A group of state regulatory agencies has laid out detailed new requirements for how Equifax must conduct business, but stopped short of imposing fines or penalties.
A consent order released on Wednesday by several state regulatory bodies is a response to the massive data breach that Equifax revealed in September 2017, and focuses on board governance and risk mitigation.
Among the requirements, the order demands Equifax comprehensively identify all its technology assets and their locations, and provide a formal process for patching. A missed patch within a business unit at Equifax was responsible for the September breach, which revealed the personal information of more than 145 million people in the U.S., and millions more abroad.

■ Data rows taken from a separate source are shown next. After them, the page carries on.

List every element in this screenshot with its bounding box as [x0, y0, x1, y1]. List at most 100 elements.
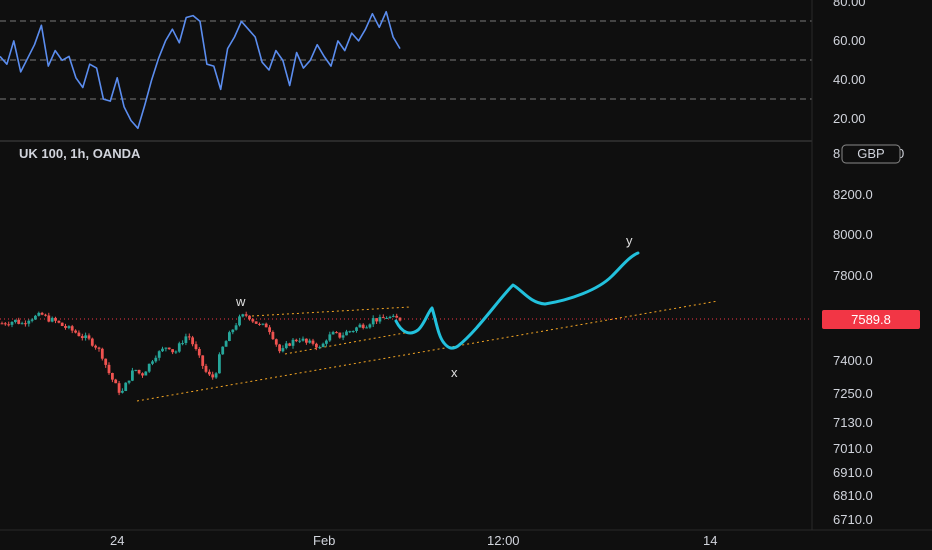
candle-body[interactable] — [100, 348, 104, 359]
candle-body[interactable] — [174, 351, 178, 353]
rsi-axis[interactable]: 80.00 60.00 40.00 20.00 — [833, 0, 866, 126]
candle-body[interactable] — [274, 339, 278, 345]
candle-body[interactable] — [398, 317, 402, 321]
candle-body[interactable] — [34, 315, 37, 320]
candle-body[interactable] — [154, 357, 158, 362]
candle-body[interactable] — [238, 316, 241, 326]
candle-body[interactable] — [20, 323, 24, 325]
candle-body[interactable] — [50, 317, 54, 322]
candle-body[interactable] — [24, 323, 27, 325]
candle-body[interactable] — [241, 314, 245, 317]
candle-body[interactable] — [288, 343, 291, 346]
candle-body[interactable] — [191, 337, 194, 345]
candle-body[interactable] — [381, 317, 385, 319]
candle-body[interactable] — [177, 343, 181, 352]
candle-body[interactable] — [355, 327, 358, 331]
candle-body[interactable] — [77, 332, 81, 337]
candle-body[interactable] — [171, 349, 174, 353]
candle-body[interactable] — [124, 382, 128, 391]
wave-label-y[interactable]: y — [626, 233, 633, 248]
candle-body[interactable] — [84, 335, 87, 338]
candle-body[interactable] — [361, 324, 365, 328]
candle-body[interactable] — [54, 317, 57, 321]
candle-body[interactable] — [325, 340, 328, 344]
candle-body[interactable] — [331, 332, 335, 335]
candle-body[interactable] — [291, 339, 295, 346]
candle-body[interactable] — [218, 354, 221, 374]
candle-body[interactable] — [131, 370, 134, 381]
candle-body[interactable] — [40, 312, 44, 315]
candle-body[interactable] — [231, 329, 235, 333]
candle-body[interactable] — [371, 318, 375, 325]
candle-body[interactable] — [37, 312, 41, 316]
candle-body[interactable] — [80, 336, 84, 338]
candle-body[interactable] — [301, 338, 305, 341]
candle-body[interactable] — [358, 324, 362, 328]
candle-body[interactable] — [244, 314, 248, 316]
candle-body[interactable] — [298, 340, 302, 342]
candle-body[interactable] — [341, 335, 345, 338]
projected-wave-path[interactable] — [394, 251, 640, 350]
candle-body[interactable] — [368, 324, 372, 328]
candle-body[interactable] — [194, 344, 198, 349]
candle-body[interactable] — [111, 373, 114, 380]
candle-body[interactable] — [261, 323, 265, 325]
time-axis[interactable]: 24 Feb 12:00 14 — [110, 533, 717, 548]
candle-body[interactable] — [107, 364, 111, 374]
trendline-drawings[interactable] — [136, 300, 719, 402]
candle-body[interactable] — [388, 316, 392, 318]
candle-body[interactable] — [134, 369, 138, 371]
candle-body[interactable] — [345, 331, 348, 336]
candle-body[interactable] — [395, 315, 399, 318]
price-axis[interactable]: 8200.0 8000.0 7800.0 7400.0 7250.0 7130.… — [833, 187, 873, 527]
candle-body[interactable] — [328, 334, 332, 341]
candle-body[interactable] — [315, 343, 318, 348]
candle-body[interactable] — [271, 332, 275, 340]
candle-body[interactable] — [184, 336, 188, 343]
candle-body[interactable] — [117, 383, 121, 393]
candle-body[interactable] — [30, 319, 34, 321]
candle-body[interactable] — [375, 318, 378, 322]
candle-body[interactable] — [127, 380, 131, 383]
candle-body[interactable] — [157, 351, 161, 358]
candle-body[interactable] — [147, 363, 151, 372]
candle-body[interactable] — [228, 332, 231, 341]
candle-body[interactable] — [90, 338, 94, 346]
candle-body[interactable] — [204, 365, 208, 372]
candle-body[interactable] — [97, 347, 101, 349]
candle-body[interactable] — [351, 331, 355, 332]
candle-body[interactable] — [7, 324, 11, 326]
candle-body[interactable] — [87, 335, 91, 339]
candle-body[interactable] — [167, 347, 171, 350]
candle-body[interactable] — [258, 323, 261, 325]
lower-support-trendline[interactable] — [136, 300, 719, 402]
candle-body[interactable] — [44, 314, 47, 316]
candle-body[interactable] — [14, 319, 17, 322]
candle-body[interactable] — [47, 315, 51, 322]
symbol-label[interactable]: UK 100, 1h, OANDA — [19, 146, 141, 161]
candle-body[interactable] — [141, 373, 144, 376]
candle-body[interactable] — [161, 348, 164, 352]
wave-label-w[interactable]: w — [235, 294, 246, 309]
current-price-tag[interactable]: 7589.8 — [822, 310, 920, 329]
candle-body[interactable] — [308, 340, 312, 343]
candle-body[interactable] — [151, 361, 154, 364]
candle-body[interactable] — [64, 326, 67, 328]
candle-body[interactable] — [221, 346, 225, 355]
candle-body[interactable] — [3, 323, 7, 325]
candle-body[interactable] — [114, 379, 118, 384]
candle-body[interactable] — [305, 338, 308, 343]
candle-body[interactable] — [121, 390, 124, 393]
candle-body[interactable] — [391, 315, 395, 317]
candle-body[interactable] — [365, 327, 368, 329]
channel-lower-trendline[interactable] — [284, 331, 411, 355]
candle-body[interactable] — [57, 320, 61, 323]
candle-body[interactable] — [0, 323, 4, 325]
candle-body[interactable] — [70, 326, 74, 331]
candle-body[interactable] — [208, 371, 211, 375]
candle-body[interactable] — [338, 332, 342, 338]
candle-body[interactable] — [67, 326, 71, 328]
candle-body[interactable] — [264, 323, 268, 328]
candle-body[interactable] — [348, 331, 352, 333]
candle-body[interactable] — [17, 319, 21, 324]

The order also asks the company to set up a cybersecurity “fusion” center, meant to consolidate security staff and allow for a better, more coordinated response to breaches in the future. The company has already begun building the facility near its headquarters in Atlanta, according to the spokeswoman.
A company spokeswoman said most of the findings “are not new” and the remediation steps are already underway. “We expect to meet or exceed all the commitments made under the consent order,” she said.
Equifax is under intense scrutiny from prosecutors, with a relatively rare 50-state and Washington D.C. class-action lawsuit filed in November of last year. The company said in its first-quarter earnings statement in April that the incident, which led to the ouster of security and technology executives as well as CEO Richard Smith, has cost the company $242 million thus far.
The company’s former chief information officer was indicted on criminal charges in March in Atlanta, and is accused insider trading by the SEC. The Commission said in a March statement that former CIO Jun Ying allegedly divested nearly $1 million in stock just prior to the breach, avoiding $117,000 in losses when the incident was announced.